En collaboration avec l’équipe juridique de Dawit Isaak en Suède, Reporters sans frontières (RSF) dépose auprès du parquet suédois une nouvelle plainte pour crimes contre l’humanité contre le président de l’Érythrée, Isaias Afwerki, et d’autres dirigeants érythréens.
Le 23 septembre 2024, le journaliste et écrivain Dawit Isaak, ayant la double nationalité suédoise et érythréenne, a passé 23 ans en détention sans jugement en Érythrée. Lui et ses confrères érythréens Seyoum Tsehaye, Temesgen Ghebreyesus et Amanuel Asrat, avec lesquels il avait été arrêté, sont les plus anciens journalistes détenus au monde.
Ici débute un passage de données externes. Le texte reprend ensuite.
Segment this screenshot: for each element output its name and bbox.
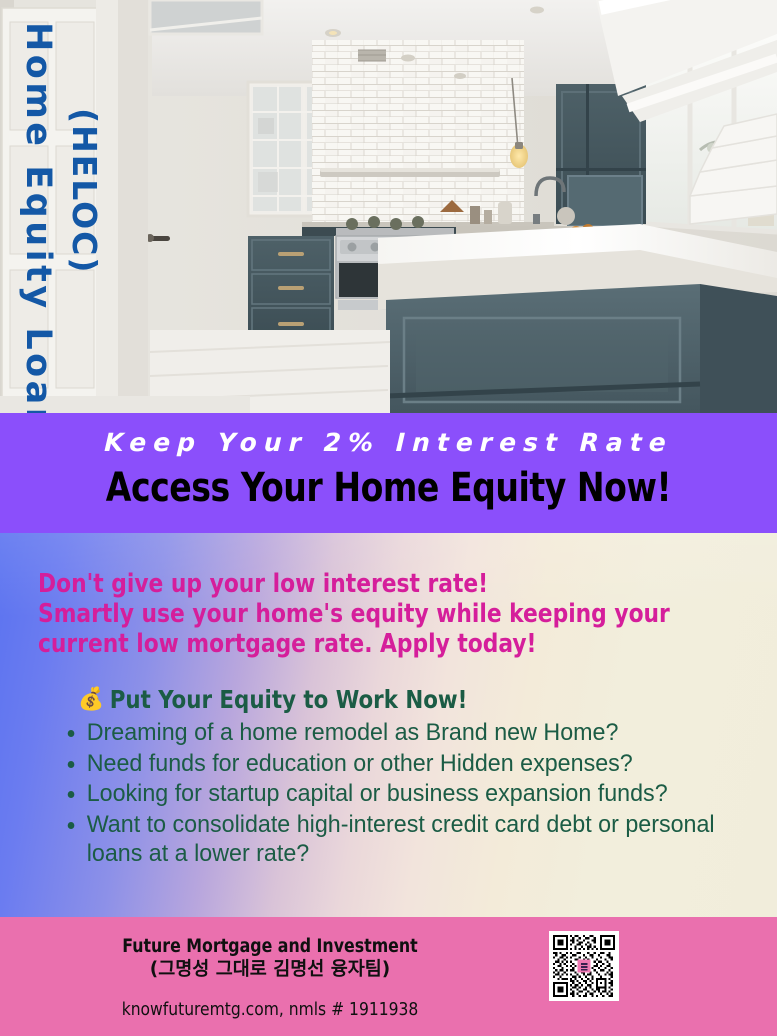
purple-banner: Keep Your 2% Interest Rate Access Your H… <box>0 413 777 533</box>
lead-line-2: Smartly use your home's equity while kee… <box>38 599 738 629</box>
company-name: Future Mortgage and Investment <box>14 935 527 958</box>
list-item: Looking for startup capital or business … <box>62 779 727 809</box>
lead-line-3: current low mortgage rate. Apply today! <box>38 629 738 659</box>
list-item: Want to consolidate high-interest credit… <box>62 810 727 869</box>
money-bag-icon: 💰 <box>78 689 104 711</box>
qr-code-image <box>553 935 615 997</box>
benefits-list: Dreaming of a home remodel as Brand new … <box>62 718 741 869</box>
footer-contact-block: Future Mortgage and Investment (그명성 그대로 … <box>0 935 540 1020</box>
heloc-flyer: Home Equity Loan (HELOC) Keep Your 2% In… <box>0 0 777 1036</box>
list-item: Dreaming of a home remodel as Brand new … <box>62 718 727 748</box>
banner-headline: Access Your Home Equity Now! <box>31 465 746 511</box>
website-and-nmls[interactable]: knowfuturemtg.com, nmls # 1911938 <box>11 999 529 1020</box>
company-name-korean: (그명성 그대로 김명선 융자팀) <box>0 958 540 982</box>
banner-kicker-text: Keep Your 2% Interest Rate <box>0 428 777 457</box>
lead-line-1: Don't give up your low interest rate! <box>38 569 738 599</box>
qr-code[interactable] <box>549 931 619 1001</box>
equity-heading-label: Put Your Equity to Work Now! <box>110 685 468 714</box>
body-section: Don't give up your low interest rate! Sm… <box>0 533 777 917</box>
footer-section: Future Mortgage and Investment (그명성 그대로 … <box>0 917 777 1036</box>
hero-vertical-headline: Home Equity Loan (HELOC) <box>0 0 150 413</box>
equity-heading: 💰 Put Your Equity to Work Now! <box>78 685 742 714</box>
list-item: Need funds for education or other Hidden… <box>62 749 727 779</box>
hero-section: Home Equity Loan (HELOC) <box>0 0 777 413</box>
hero-title-vertical: Home Equity Loan <box>18 22 58 413</box>
lead-paragraph: Don't give up your low interest rate! Sm… <box>0 533 738 659</box>
hero-subtitle-heloc: (HELOC) <box>65 108 104 274</box>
Il y a dix ans,l’équipe juridique d’Isaak et RSF ont déposé une plainte auprès du ministère public suédois. Le procureur général a estimé qu’il y avait des raisons de croire que des crimes contre l’humanité avaient été commis envers Dawit Isaak et que la responsabilité de ces crimes, qui ont également été commis envers d’autres journalistes, incombait aux dirigeants érythréens. Le procureur général a également affirmé que la police suédoise pouvait enquêter sur ces crimes. Pourtant, il n’a jamais ouvert d’enquête. Après s’être entretenu avec le ministère suédois des Affaires étrangères, il a conclu qu’une enquête risquerait de nuire aux efforts diplomatiques déployés pour la libération de Dawit Isaak.
Cet argument pouvait être entendu il y a dix ans, il ne tient certainement pas la route aujourd’hui. Les crimes contre l’humanité sont une préoccupation mondiale commune, et la Suède a la lourde responsabilité d’enquêter sur ces crimes présumés. La plainte a été signée par Antoine Bernard, le directeur du plaidoyer et de l’assistance de RSF et par les avocats suédois de Dawit Isaak, Percy Bratt et Jesús Alcalá.
«Après 23 ans de négociations infructueuses, la Suède ne peut plus retarder l’application de la loi dans le cas de Dawit Isaak, le procureur général doit enfin ouvrir une enquête.»
Antoine Bernarddirecteur du plaidoyer et de l’assistance de RSF
«Il est maintenant grand temps pour la Suède d’assumer sa responsabilité internationale.»
Björn Tunbäckmembre du conseil d’administration de Reporters sans frontières Suède
Dans son dernier rapport, la Commission d’enquête des Nations unies sur la situation en Érythrée a affirmé que tous les États membres ont la responsabilité de traduire en justice les suspects de crimes contre l’humanité commis à grande échelle dans le pays.
La Commission africaine des droits de l’homme et des peuples a fermement établi que l’Érythrée viole la Charte africaine des droits de l’homme. Le groupe de travail des Nations unies sur la détention arbitraire, qui a examiné le cas de Dawit Isaak l’année dernière, a estimé que l’Érythrée violait 19 articles du Pacte international relatif aux droits civils et politiques et de la Déclaration universelle des droits de l’homme, que le gouvernement a promis d’honorer.
La plainte est déposée à la demande de RSF, de sa section suédoise et avec le soutien de PEN Suède et du Centre Raoul Wallenberg pour les droits de l’homme au Canada.
Au début du mois, RSF s’est associée au magazine indépendant français Society pour publier une série d’articles rédigés par certains des journalistes emprisonnés les plus connus au monde, dont Dawit Isaak.